Euler's soft-liquidation scaled the bonus dynamically based on how underwater a position was — the more insolvent, the bigger the discount, up to 20%. This was designed to incentivize liquidators on genuinely distressed positions. But because the attacker could artificially push their own position to maximum insolvency via donateToReserves(), they triggered the maximum bonus on a self-liquidation. A fixed, smaller discount or a discount capped at the actual collateral-debt gap would have made the attack unprofitable even with the missing solvency check.
Were the auditors at fault for missing this?
Six firms audited Euler and none caught it, which tells you something about how subtle missing-check bugs are. Auditors review what's written, and donateToReserves looked benign — a user voluntarily reducing their own balance to top up reserves. The mental model 'giving away money can't hurt you' is wrong in lending protocols because debt stays constant. The bug class to internalize: any function that changes collateral, debt, or balance needs a post-condition liquidity check, regardless of intent.
Has this bug class appeared in other protocols since?
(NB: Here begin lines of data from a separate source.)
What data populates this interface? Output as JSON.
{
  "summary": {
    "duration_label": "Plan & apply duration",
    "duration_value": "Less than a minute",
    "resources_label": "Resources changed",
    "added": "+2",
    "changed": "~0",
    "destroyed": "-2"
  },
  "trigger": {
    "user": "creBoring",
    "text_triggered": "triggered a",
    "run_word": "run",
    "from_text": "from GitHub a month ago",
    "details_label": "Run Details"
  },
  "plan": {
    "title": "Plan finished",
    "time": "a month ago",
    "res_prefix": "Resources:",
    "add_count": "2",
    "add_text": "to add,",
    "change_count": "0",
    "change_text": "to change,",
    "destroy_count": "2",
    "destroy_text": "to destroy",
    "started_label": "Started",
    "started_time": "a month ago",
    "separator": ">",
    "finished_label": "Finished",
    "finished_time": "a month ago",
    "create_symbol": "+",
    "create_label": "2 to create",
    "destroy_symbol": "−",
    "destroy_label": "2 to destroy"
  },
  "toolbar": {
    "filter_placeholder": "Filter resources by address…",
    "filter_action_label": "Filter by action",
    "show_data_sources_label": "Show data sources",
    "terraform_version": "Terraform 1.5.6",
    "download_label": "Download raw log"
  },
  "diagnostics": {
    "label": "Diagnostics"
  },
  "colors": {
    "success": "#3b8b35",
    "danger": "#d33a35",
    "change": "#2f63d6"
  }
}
Yes, repeatedly in Euler forks and unrelated lending protocols. The pattern — a state-mutating function that bypasses the global solvency invariant — shows up whenever developers add 'helper' or 'admin-adjacent' functions late in development. Sturdy Finance (June 2023, $800K) and several smaller Compound forks have shipped variants. The donation primitive is gone but the structural mistake of trusting that 'this function can't make a position worse' keeps recurring.
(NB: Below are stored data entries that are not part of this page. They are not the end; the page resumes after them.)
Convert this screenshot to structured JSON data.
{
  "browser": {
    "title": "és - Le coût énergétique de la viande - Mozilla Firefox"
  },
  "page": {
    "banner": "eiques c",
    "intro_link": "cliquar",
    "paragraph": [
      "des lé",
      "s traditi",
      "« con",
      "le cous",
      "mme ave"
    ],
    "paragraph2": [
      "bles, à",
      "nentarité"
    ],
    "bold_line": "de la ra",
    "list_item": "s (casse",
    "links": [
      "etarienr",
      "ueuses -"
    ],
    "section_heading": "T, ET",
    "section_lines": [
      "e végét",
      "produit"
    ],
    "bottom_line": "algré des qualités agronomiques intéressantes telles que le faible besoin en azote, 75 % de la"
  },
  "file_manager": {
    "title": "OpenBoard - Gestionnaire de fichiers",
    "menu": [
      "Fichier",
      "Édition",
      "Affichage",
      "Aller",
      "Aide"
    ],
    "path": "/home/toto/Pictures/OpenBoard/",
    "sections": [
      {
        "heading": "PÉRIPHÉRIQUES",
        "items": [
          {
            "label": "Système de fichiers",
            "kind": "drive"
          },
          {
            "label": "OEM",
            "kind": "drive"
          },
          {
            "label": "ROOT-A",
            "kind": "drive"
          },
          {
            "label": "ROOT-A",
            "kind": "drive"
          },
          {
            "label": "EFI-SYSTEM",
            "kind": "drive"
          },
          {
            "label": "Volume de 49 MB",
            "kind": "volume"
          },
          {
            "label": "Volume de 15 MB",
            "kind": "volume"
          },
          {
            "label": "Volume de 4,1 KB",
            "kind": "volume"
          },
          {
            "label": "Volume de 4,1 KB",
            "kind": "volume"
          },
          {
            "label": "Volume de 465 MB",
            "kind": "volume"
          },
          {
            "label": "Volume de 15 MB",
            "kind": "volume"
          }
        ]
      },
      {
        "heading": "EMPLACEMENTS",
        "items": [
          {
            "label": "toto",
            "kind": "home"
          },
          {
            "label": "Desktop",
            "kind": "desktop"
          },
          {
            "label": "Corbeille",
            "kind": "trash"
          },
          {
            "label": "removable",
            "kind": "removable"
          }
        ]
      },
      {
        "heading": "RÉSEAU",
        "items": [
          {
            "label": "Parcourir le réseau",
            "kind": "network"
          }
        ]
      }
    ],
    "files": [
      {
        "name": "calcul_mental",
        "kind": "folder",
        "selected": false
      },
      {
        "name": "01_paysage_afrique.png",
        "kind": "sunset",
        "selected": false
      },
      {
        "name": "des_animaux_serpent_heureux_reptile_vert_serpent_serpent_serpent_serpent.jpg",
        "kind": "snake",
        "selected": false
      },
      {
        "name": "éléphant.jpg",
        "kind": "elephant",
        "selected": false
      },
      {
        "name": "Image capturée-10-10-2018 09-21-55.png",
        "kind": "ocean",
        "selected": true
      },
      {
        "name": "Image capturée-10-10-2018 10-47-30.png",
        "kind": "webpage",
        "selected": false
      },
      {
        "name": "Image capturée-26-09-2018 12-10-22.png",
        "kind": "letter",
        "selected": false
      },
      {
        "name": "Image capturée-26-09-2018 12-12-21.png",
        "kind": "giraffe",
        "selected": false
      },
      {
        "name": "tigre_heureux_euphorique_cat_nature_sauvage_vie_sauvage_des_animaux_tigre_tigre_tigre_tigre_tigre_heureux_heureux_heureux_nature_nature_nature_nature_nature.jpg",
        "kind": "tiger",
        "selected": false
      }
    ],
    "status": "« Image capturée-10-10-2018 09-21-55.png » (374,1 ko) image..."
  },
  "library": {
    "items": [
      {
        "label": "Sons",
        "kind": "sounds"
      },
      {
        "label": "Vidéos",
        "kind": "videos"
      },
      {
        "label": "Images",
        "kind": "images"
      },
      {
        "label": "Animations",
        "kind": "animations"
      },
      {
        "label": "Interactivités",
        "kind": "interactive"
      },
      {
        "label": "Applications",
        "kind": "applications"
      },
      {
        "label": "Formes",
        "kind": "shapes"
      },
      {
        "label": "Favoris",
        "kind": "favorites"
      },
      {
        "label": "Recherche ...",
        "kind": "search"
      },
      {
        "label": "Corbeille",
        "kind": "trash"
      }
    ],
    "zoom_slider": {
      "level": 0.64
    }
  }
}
Should every lending protocol disallow self-liquidation entirely?
It's a strong defensive default. There's no legitimate use case where a borrower benefits from liquidating themselves — the bonus is meant to compensate third parties for taking on risky debt. Blocking self-liquidation (including across sub-accounts and contracts the borrower controls) costs nothing and eliminates an entire attack surface. Most modern lending designs include this check. If you're forking older code, audit specifically for whether liquidator and borrower can share an owner.
What's the minimum-effort way to enforce the solvency invariant?
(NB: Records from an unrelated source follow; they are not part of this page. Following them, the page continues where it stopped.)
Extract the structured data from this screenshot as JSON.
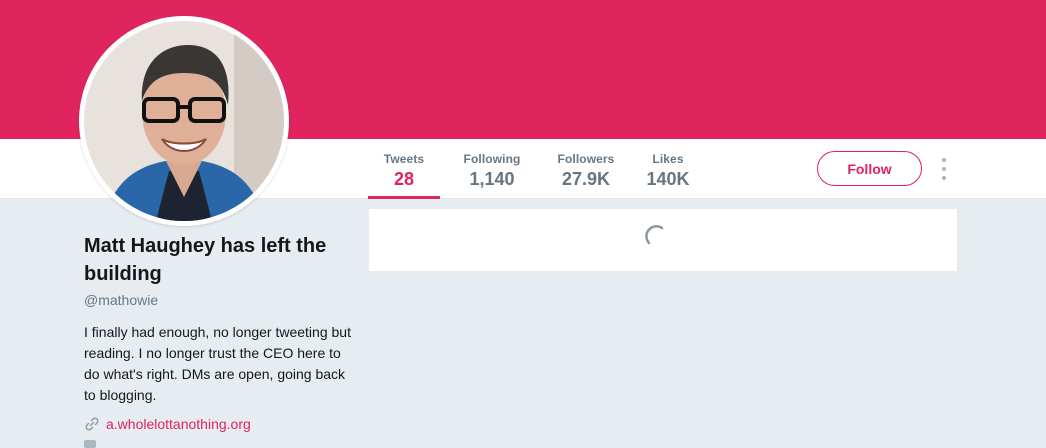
{
  "colors": {
    "accent": "#e0245e",
    "background": "#e6ecf0",
    "muted": "#657786"
  },
  "stats": [
    {
      "label": "Tweets",
      "value": "28",
      "active": true
    },
    {
      "label": "Following",
      "value": "1,140"
    },
    {
      "label": "Followers",
      "value": "27.9K"
    },
    {
      "label": "Likes",
      "value": "140K"
    }
  ],
  "actions": {
    "follow_label": "Follow",
    "more_icon": "more-vertical-icon"
  },
  "profile": {
    "name": "Matt Haughey has left the building",
    "handle": "@mathowie",
    "bio": "I finally had enough, no longer tweeting but reading. I no longer trust the CEO here to do what's right. DMs are open, going back to blogging.",
    "website": "a.wholelottanothing.org",
    "website_icon": "link-icon"
  },
  "timeline": {
    "loading_icon": "spinner-icon"
  }
}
Use a modifier on every external state-changing function that ends with require(isHealthy(account)). Better: structure your code so accounting changes route through a single internal function that always finishes with the check, and forbid direct storage writes elsewhere. The Euler bug existed because donateToReserves wrote to storage directly without going through the standard path. Centralizing the invariant in one chokepoint means a new developer adding a new feature can't accidentally bypass it.